Posted on Wed, Apr. 07, 2004
CONGRESSIONAL AUDIT

Most companies don't pay taxes

Using losses, improper inter-company pricing arrangements and accrued tax credits, fewer than half of U.S. corporations paid taxes in the past 11 years.

BY RYAN J. DONMOYER
Bloomberg News

A majority of U.S. corporations haven't paid income tax in any year since 1989, as they used accounting strategies to duck the 35 percent corporate tax rate, the General Accounting Office reported in Washington.

The congressional auditing agency said that 63 percent of all U.S. companies used a variety of legal -- and some illegal -- methods to zero-out their tax liability between 1996 and 2000. During the same period, 94 percent of U.S. corporations reported tax liabilities of less than 5 percent. Similar results were found for the period 1989-1995 in a previous GAO study.

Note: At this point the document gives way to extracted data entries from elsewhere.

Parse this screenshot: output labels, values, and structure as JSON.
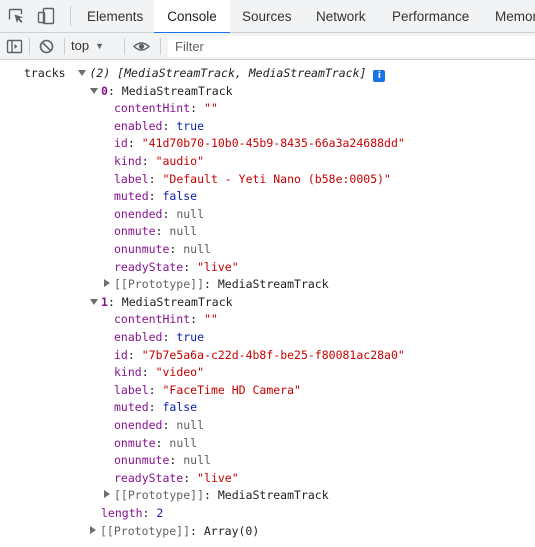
{
  "tabs": [
    {
      "label": "Elements",
      "active": false
    },
    {
      "label": "Console",
      "active": true
    },
    {
      "label": "Sources",
      "active": false
    },
    {
      "label": "Network",
      "active": false
    },
    {
      "label": "Performance",
      "active": false
    },
    {
      "label": "Memor",
      "active": false
    }
  ],
  "toolbar": {
    "context": "top",
    "filter_placeholder": "Filter"
  },
  "console": {
    "root_name": "tracks",
    "root_summary": "(2) [MediaStreamTrack, MediaStreamTrack]",
    "info_badge": "i",
    "items": [
      {
        "index": "0",
        "type": "MediaStreamTrack",
        "props": {
          "contentHint": "\"\"",
          "enabled": "true",
          "id": "\"41d70b70-10b0-45b9-8435-66a3a24688dd\"",
          "kind": "\"audio\"",
          "label": "\"Default - Yeti Nano (b58e:0005)\"",
          "muted": "false",
          "onended": "null",
          "onmute": "null",
          "onunmute": "null",
          "readyState": "\"live\""
        },
        "prototype_key": "[[Prototype]]",
        "prototype_value": "MediaStreamTrack"
      },
      {
        "index": "1",
        "type": "MediaStreamTrack",
        "props": {
          "contentHint": "\"\"",
          "enabled": "true",
          "id": "\"7b7e5a6a-c22d-4b8f-be25-f80081ac28a0\"",
          "kind": "\"video\"",
          "label": "\"FaceTime HD Camera\"",
          "muted": "false",
          "onended": "null",
          "onmute": "null",
          "onunmute": "null",
          "readyState": "\"live\""
        },
        "prototype_key": "[[Prototype]]",
        "prototype_value": "MediaStreamTrack"
      }
    ],
    "length_key": "length",
    "length_value": "2",
    "root_prototype_key": "[[Prototype]]",
    "root_prototype_value": "Array(0)"
  },
  "colors": {
    "accent": "#1a73e8",
    "property_key": "#881391",
    "string_value": "#c80000",
    "boolean_value": "#0d22aa",
    "number_value": "#1a1aa6",
    "null_value": "#5e5e5e"
  }
}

''Too many corporations are finagling ways to dodge paying Uncle Sam, despite the benefits they receive from this country,'' said Michigan Democratic Senator Carl Levin, 69, who requested the GAO report.

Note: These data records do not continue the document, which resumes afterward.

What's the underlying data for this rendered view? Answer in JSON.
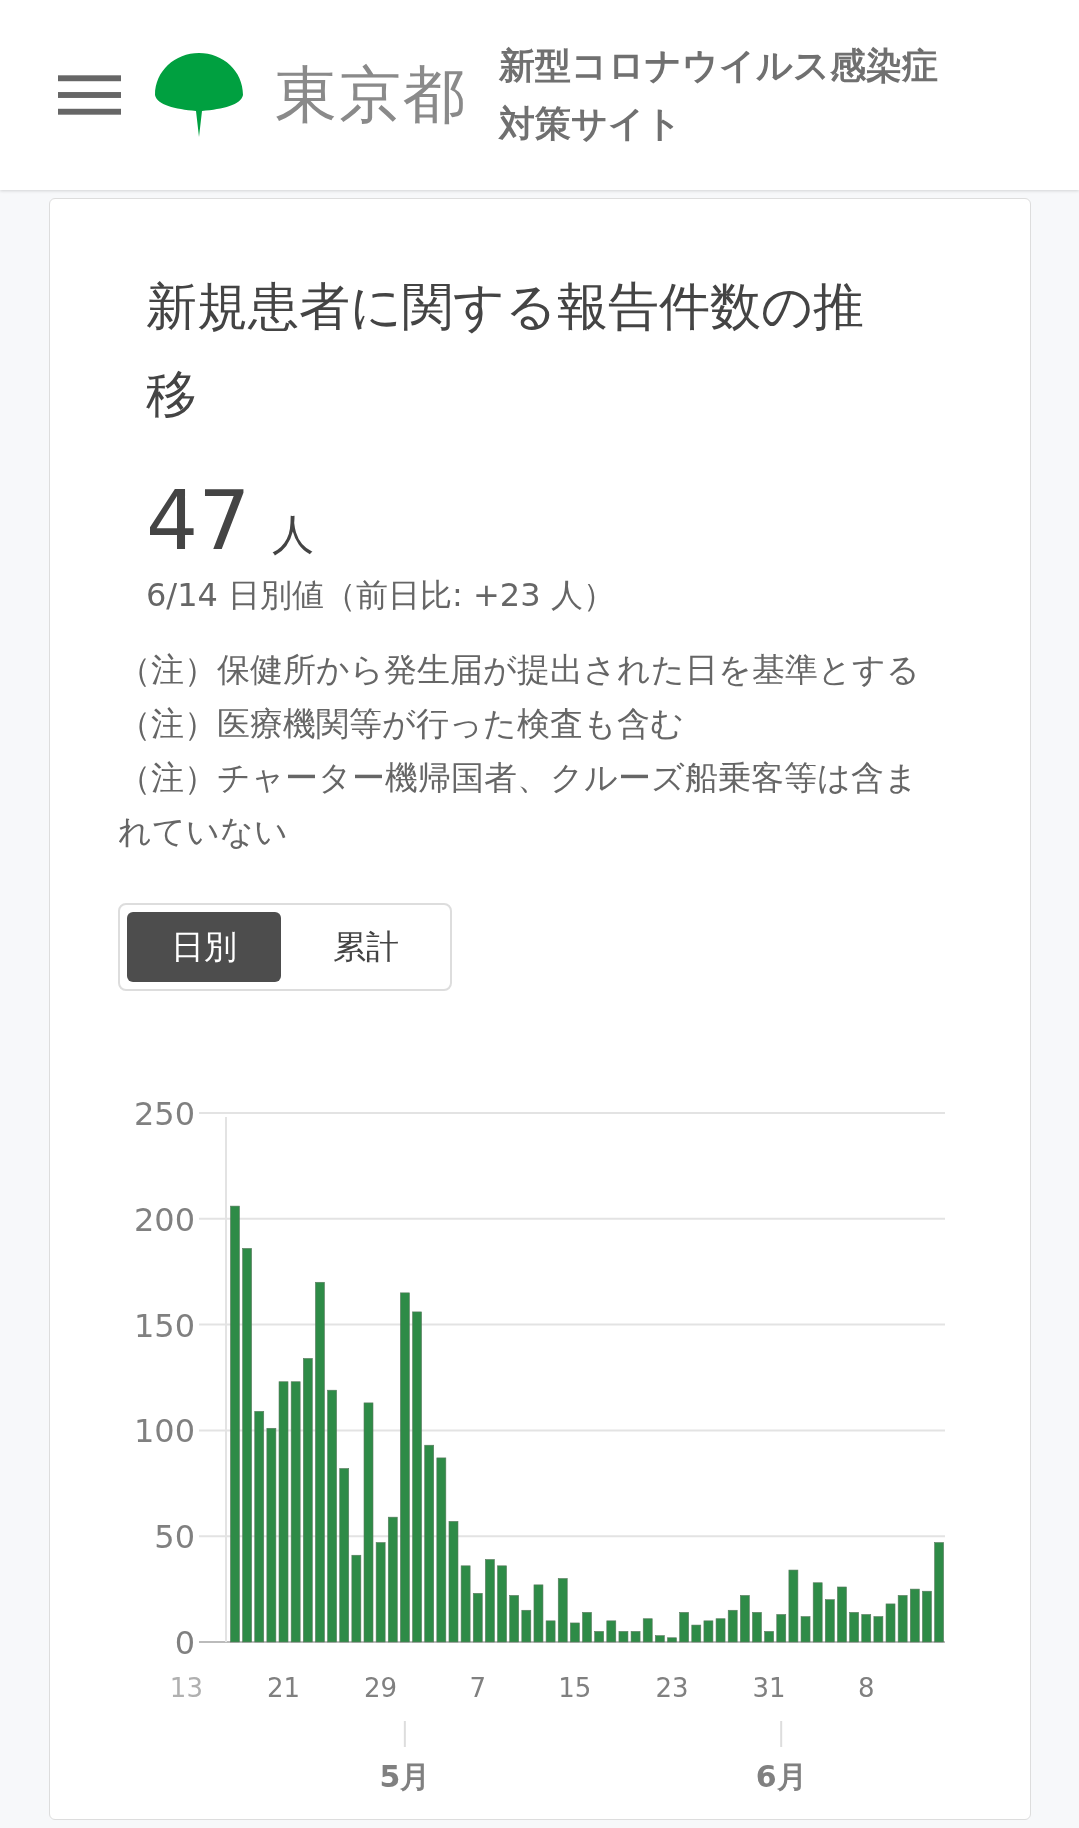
{
  "header": {
    "logo_text": "東京都",
    "site_title": [
      "新型コロナウイルス感染症",
      "対策サイト"
    ]
  },
  "card": {
    "title": "新規患者に関する報告件数の推移",
    "total": {
      "value": "47",
      "unit": "人"
    },
    "date_line": "6/14 日別値（前日比: +23 人）",
    "notes": [
      "（注）保健所から発生届が提出された日を基準とする",
      "（注）医療機関等が行った検査も含む",
      "（注）チャーター機帰国者、クルーズ船乗客等は含まれていない"
    ],
    "toggle": [
      {
        "label": "日別",
        "selected": true
      },
      {
        "label": "累計",
        "selected": false
      }
    ],
    "chart_data": {
      "type": "bar",
      "ylim": [
        0,
        250
      ],
      "yticks": [
        0,
        50,
        100,
        150,
        200,
        250
      ],
      "grid": true,
      "categories": [
        "13",
        null,
        null,
        null,
        null,
        null,
        null,
        null,
        "21",
        null,
        null,
        null,
        null,
        null,
        null,
        null,
        "29",
        null,
        null,
        null,
        null,
        null,
        null,
        null,
        "7",
        null,
        null,
        null,
        null,
        null,
        null,
        null,
        "15",
        null,
        null,
        null,
        null,
        null,
        null,
        null,
        "23",
        null,
        null,
        null,
        null,
        null,
        null,
        null,
        "31",
        null,
        null,
        null,
        null,
        null,
        null,
        null,
        "8",
        null,
        null,
        null,
        null,
        null,
        null
      ],
      "annotations": [
        "5月",
        "6月"
      ],
      "series": [
        {
          "color": "#2e8b47",
          "values": [
            null,
            null,
            null,
            null,
            206,
            186,
            109,
            101,
            123,
            123,
            134,
            170,
            119,
            82,
            41,
            113,
            47,
            59,
            165,
            156,
            93,
            87,
            57,
            36,
            23,
            39,
            36,
            22,
            15,
            27,
            10,
            30,
            9,
            14,
            5,
            10,
            5,
            5,
            11,
            3,
            2,
            14,
            8,
            10,
            11,
            15,
            22,
            14,
            5,
            13,
            34,
            12,
            28,
            20,
            26,
            14,
            13,
            12,
            18,
            22,
            25,
            24,
            47
          ]
        }
      ]
    }
  }
}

Democratic presidential candidate John Kerry, 60, has made corporate tax behavior a theme of his campaign. The four-term Massachusetts senator is targeting rules that let companies avoid tax on foreign profits until they return them to the United States.

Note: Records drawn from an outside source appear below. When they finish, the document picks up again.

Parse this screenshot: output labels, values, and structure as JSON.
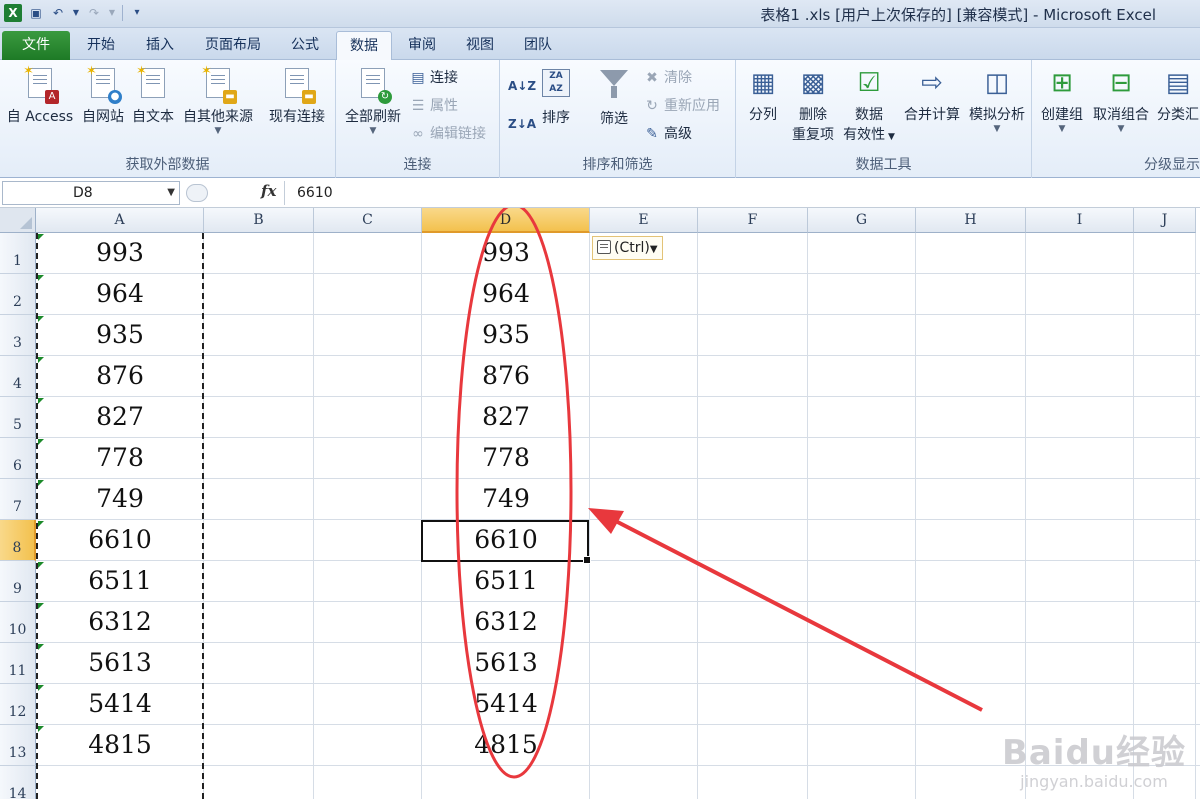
{
  "window": {
    "title": "表格1 .xls [用户上次保存的] [兼容模式] - Microsoft Excel"
  },
  "tabs": [
    {
      "label": "文件",
      "state": "file"
    },
    {
      "label": "开始"
    },
    {
      "label": "插入"
    },
    {
      "label": "页面布局"
    },
    {
      "label": "公式"
    },
    {
      "label": "数据",
      "state": "active"
    },
    {
      "label": "审阅"
    },
    {
      "label": "视图"
    },
    {
      "label": "团队"
    }
  ],
  "ribbon": {
    "external": {
      "label": "获取外部数据",
      "access": "自 Access",
      "web": "自网站",
      "text": "自文本",
      "other": "自其他来源",
      "existing": "现有连接"
    },
    "connections": {
      "label": "连接",
      "refresh_all": "全部刷新",
      "connections": "连接",
      "properties": "属性",
      "edit_links": "编辑链接"
    },
    "sort_filter": {
      "label": "排序和筛选",
      "sort": "排序",
      "filter": "筛选",
      "clear": "清除",
      "reapply": "重新应用",
      "advanced": "高级"
    },
    "data_tools": {
      "label": "数据工具",
      "text_to_columns": "分列",
      "remove_dup_1": "删除",
      "remove_dup_2": "重复项",
      "validation_1": "数据",
      "validation_2": "有效性",
      "consolidate": "合并计算",
      "what_if": "模拟分析"
    },
    "outline": {
      "label": "分级显示",
      "group": "创建组",
      "ungroup": "取消组合",
      "subtotal": "分类汇"
    }
  },
  "formula_bar": {
    "name_box": "D8",
    "fx": "fx",
    "value": "6610"
  },
  "sheet": {
    "columns": [
      "A",
      "B",
      "C",
      "D",
      "E",
      "F",
      "G",
      "H",
      "I",
      "J"
    ],
    "selected_column": "D",
    "rows": [
      "1",
      "2",
      "3",
      "4",
      "5",
      "6",
      "7",
      "8",
      "9",
      "10",
      "11",
      "12",
      "13",
      "14"
    ],
    "selected_row": "8",
    "col_a": [
      "993",
      "964",
      "935",
      "876",
      "827",
      "778",
      "749",
      "6610",
      "6511",
      "6312",
      "5613",
      "5414",
      "4815"
    ],
    "col_d": [
      "993",
      "964",
      "935",
      "876",
      "827",
      "778",
      "749",
      "6610",
      "6511",
      "6312",
      "5613",
      "5414",
      "4815"
    ],
    "paste_options": "(Ctrl)"
  },
  "annotation": {
    "color": "#e8383d"
  },
  "watermark": {
    "main": "Baidu经验",
    "sub": "jingyan.baidu.com"
  }
}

''This helps make Kerry's point about deferral, but there is a larger point about restoring compliance with the tax laws,'' said Donald C. Alexander, former Internal Revenue Service commissioner. ``Eager to make or exceed their earnings targets, CEOs put pressure on their CFOs who put pressure on tax directors to change tax departments from compliance centers to profit centers.''

Companies use losses, improper inter-company pricing arrangements, and accrued tax credits to reduce or eliminate their tax bills, the General Accounting Office said in the study, reported by the Wall Street Journal Tuesday.

Overall, the report said that more foreign-owned corporations avoided taxes between 1996 and 2000 than their U.S. competitors -- 71 percent to 61 percent, respectively. When the study focused on larger corporations, defined as those with more than $250 million in assets or $50 million in gross receipts, tax avoidance by U.S. corporations outpaced foreign-owned companies.

In total, foreign-controlled corporations paid an average of $11.88 per $1,000 of gross receipts in 2000, the study said. U.S. corporations paid an average of $14.75 per $1,000.